Employee Performance Analysis for HR Analytics Using Python and MySQL

This project is aimed at analyzing employee performance data using Python and MySQL. The data consists of various parameters such as age, gender, department, recruitment channel, education level, training scores, and previous year ratings, among others. The analysis of this data helps HR managers to identify areas of improvement and make data-driven decisions to optimize the performance of their employees.

Preprocessing of Data Using Python

The data preprocessing steps were carried out using Python.
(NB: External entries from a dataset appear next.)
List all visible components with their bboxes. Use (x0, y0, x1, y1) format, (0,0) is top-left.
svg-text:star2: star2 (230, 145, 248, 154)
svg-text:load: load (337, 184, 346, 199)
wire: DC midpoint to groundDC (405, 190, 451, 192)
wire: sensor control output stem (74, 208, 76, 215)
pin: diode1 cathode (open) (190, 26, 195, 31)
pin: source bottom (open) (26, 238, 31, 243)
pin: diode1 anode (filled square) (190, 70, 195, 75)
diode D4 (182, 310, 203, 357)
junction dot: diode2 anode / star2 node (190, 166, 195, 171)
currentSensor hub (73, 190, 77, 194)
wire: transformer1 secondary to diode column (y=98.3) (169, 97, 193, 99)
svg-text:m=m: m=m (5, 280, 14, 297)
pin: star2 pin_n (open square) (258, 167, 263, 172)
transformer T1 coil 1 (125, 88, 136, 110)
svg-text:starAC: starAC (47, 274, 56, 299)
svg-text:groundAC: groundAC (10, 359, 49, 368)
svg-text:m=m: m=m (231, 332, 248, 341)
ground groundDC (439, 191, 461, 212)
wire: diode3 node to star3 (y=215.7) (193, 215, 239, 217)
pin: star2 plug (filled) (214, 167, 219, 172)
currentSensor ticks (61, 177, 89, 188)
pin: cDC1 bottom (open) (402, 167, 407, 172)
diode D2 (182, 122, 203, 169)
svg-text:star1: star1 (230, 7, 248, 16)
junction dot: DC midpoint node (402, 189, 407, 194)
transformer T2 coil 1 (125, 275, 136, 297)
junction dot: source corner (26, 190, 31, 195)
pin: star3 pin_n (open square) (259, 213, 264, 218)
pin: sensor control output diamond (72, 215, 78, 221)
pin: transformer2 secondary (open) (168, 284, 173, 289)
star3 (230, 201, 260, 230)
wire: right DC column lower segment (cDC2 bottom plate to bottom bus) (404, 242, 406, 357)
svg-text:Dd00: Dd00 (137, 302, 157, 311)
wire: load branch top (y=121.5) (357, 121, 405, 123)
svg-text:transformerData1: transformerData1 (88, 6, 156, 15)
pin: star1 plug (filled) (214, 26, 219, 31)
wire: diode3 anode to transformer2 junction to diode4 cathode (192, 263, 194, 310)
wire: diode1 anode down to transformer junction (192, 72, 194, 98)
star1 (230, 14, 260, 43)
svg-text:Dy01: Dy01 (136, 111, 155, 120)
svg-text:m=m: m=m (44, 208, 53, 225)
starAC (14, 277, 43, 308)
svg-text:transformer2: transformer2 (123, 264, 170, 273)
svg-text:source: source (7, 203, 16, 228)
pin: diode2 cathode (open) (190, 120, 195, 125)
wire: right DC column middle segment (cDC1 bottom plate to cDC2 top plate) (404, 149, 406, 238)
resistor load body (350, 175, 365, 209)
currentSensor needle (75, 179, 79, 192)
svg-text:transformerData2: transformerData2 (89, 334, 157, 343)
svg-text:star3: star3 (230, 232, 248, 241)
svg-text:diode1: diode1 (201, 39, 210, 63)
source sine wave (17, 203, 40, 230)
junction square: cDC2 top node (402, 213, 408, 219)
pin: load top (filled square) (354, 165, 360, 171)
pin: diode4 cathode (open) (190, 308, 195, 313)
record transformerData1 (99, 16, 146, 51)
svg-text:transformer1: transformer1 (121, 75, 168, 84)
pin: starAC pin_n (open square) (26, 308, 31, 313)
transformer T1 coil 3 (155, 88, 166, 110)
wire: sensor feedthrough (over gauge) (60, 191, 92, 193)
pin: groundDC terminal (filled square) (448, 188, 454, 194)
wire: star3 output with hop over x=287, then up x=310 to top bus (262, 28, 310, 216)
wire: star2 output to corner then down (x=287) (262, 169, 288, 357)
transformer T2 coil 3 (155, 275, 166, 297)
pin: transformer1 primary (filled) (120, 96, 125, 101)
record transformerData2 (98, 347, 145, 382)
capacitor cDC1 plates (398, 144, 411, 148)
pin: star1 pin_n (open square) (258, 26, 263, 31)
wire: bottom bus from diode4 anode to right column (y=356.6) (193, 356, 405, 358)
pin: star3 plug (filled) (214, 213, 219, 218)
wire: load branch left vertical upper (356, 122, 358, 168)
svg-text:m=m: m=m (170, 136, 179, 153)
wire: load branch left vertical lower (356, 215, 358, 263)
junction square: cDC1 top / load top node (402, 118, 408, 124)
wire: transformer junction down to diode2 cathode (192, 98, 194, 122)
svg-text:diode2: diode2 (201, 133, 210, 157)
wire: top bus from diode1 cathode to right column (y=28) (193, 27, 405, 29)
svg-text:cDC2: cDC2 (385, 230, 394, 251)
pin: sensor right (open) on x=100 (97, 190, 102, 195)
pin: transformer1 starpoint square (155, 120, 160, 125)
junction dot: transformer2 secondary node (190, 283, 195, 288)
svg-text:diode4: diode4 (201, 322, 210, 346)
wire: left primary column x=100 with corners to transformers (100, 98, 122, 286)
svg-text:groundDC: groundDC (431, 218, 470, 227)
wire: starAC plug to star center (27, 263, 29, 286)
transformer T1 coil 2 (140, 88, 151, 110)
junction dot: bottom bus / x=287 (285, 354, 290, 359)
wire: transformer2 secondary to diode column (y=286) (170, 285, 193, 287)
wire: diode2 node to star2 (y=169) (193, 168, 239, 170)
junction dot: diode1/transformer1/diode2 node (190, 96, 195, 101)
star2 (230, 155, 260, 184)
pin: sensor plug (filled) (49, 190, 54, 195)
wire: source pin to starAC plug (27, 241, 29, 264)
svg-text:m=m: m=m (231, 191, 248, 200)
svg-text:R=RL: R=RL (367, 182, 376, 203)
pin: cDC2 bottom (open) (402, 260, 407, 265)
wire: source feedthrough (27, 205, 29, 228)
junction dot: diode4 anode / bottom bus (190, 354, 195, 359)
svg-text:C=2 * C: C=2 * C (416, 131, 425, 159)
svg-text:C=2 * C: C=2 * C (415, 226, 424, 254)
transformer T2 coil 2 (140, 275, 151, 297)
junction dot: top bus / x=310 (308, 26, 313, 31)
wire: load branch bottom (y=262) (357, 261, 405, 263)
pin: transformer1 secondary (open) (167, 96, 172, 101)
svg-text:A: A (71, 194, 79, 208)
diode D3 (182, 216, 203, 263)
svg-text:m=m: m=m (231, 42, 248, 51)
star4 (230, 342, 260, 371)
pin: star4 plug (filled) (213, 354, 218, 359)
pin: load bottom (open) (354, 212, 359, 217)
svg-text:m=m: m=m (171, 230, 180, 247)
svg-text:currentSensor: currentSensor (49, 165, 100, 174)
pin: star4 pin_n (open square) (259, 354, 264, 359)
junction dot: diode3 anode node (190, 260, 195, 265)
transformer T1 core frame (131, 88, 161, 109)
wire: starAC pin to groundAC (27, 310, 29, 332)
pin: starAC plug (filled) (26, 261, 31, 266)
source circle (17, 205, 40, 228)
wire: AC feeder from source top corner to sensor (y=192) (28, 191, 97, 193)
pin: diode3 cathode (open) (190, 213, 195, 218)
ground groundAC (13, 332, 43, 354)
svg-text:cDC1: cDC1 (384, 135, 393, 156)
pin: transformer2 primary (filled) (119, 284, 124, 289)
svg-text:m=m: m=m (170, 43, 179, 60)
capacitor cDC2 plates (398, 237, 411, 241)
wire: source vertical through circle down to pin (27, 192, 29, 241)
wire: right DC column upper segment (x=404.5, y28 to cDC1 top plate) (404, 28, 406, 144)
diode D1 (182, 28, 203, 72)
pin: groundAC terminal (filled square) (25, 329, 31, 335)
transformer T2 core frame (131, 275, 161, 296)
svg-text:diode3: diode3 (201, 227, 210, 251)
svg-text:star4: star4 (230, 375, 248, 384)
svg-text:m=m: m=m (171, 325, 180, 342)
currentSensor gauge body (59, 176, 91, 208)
The following tasks were performed:

  1. Removing duplicate rows.
  2. Removing rows for which numeric columns are having irrelevant data type values.
  3. Filling null values.
  4. Visualizing categorical and numerical columns using different graphs.
  5. Visualizing the relationship between numeric columns using scatterplots.
  6. Saving the dataset into an Excel file.

Analysis of Data Using SQL

The data analysis was performed using SQL. The following tasks were carried out:

  1. Finding the average age of employees in each department and gender group.
  2. Listing the top 3 departments with the highest average training scores.
  3. Finding the percentage of employees who have won awards in each region.
  4. Showing the number of employees who have met more than 80% of KPIs for each recruitment channel and education level.
  5. Finding the average length of service for employees in each department, considering only employees with previous year ratings greater than or equal to 4.
  6. Listing the top 5 regions with the highest average previous year ratings.
  7. Listing the departments with more than 100 employees having a length of service greater than 5 years.
  8. Showing the average length of service for employees who have attended more than 3 trainings, grouped by department and gender.
  9. Finding the percentage of female employees who have won awards, per department. Also, show the number of female employees who won awards and total female employees.
  10. Calculating the percentage of employees per department who have a length of service between 5 and 10 years.
  11. Finding the top 3 regions with the highest number of employees who have met more than 80% of their KPIs and received at least one award, grouped by department and region.
  12. Calculating the average length of service for employees per education level and gender, considering only those employees who have completed more than 2 trainings and have an average training score greater than 75.
  13. For each department and recruitment channel, finding the total number of employees who have met more than 80% of their KPIs, have a previous_year_rating of 5, and have a length of service greater than 10 years.
  14. Calculating the percentage of employees in each department who have received awards, have a previous_year_rating of 4 or 5, and an average training score above 70, grouped by department and gender.
  15. Listing the top 5 recruitment channels with the highest average length of service for employees who have met more than 80% of their KPIs, have a previous_year_rating of 5, and an age between 25 and 45 years, grouped by department and recruitment channel.

Conclusion

In conclusion, the analysis of employee performance data using Python and MySQL can help HR managers to make data-driven decisions and optimize the performance of their employees. The data preprocessing steps and SQL queries presented in this project can serve as a starting point for analyzing employee performance data in other organizations. By using these methods, HR managers can gain valuable insights into employee performance, identify areas for improvement, and take steps to enhance the overall productivity of their workforce.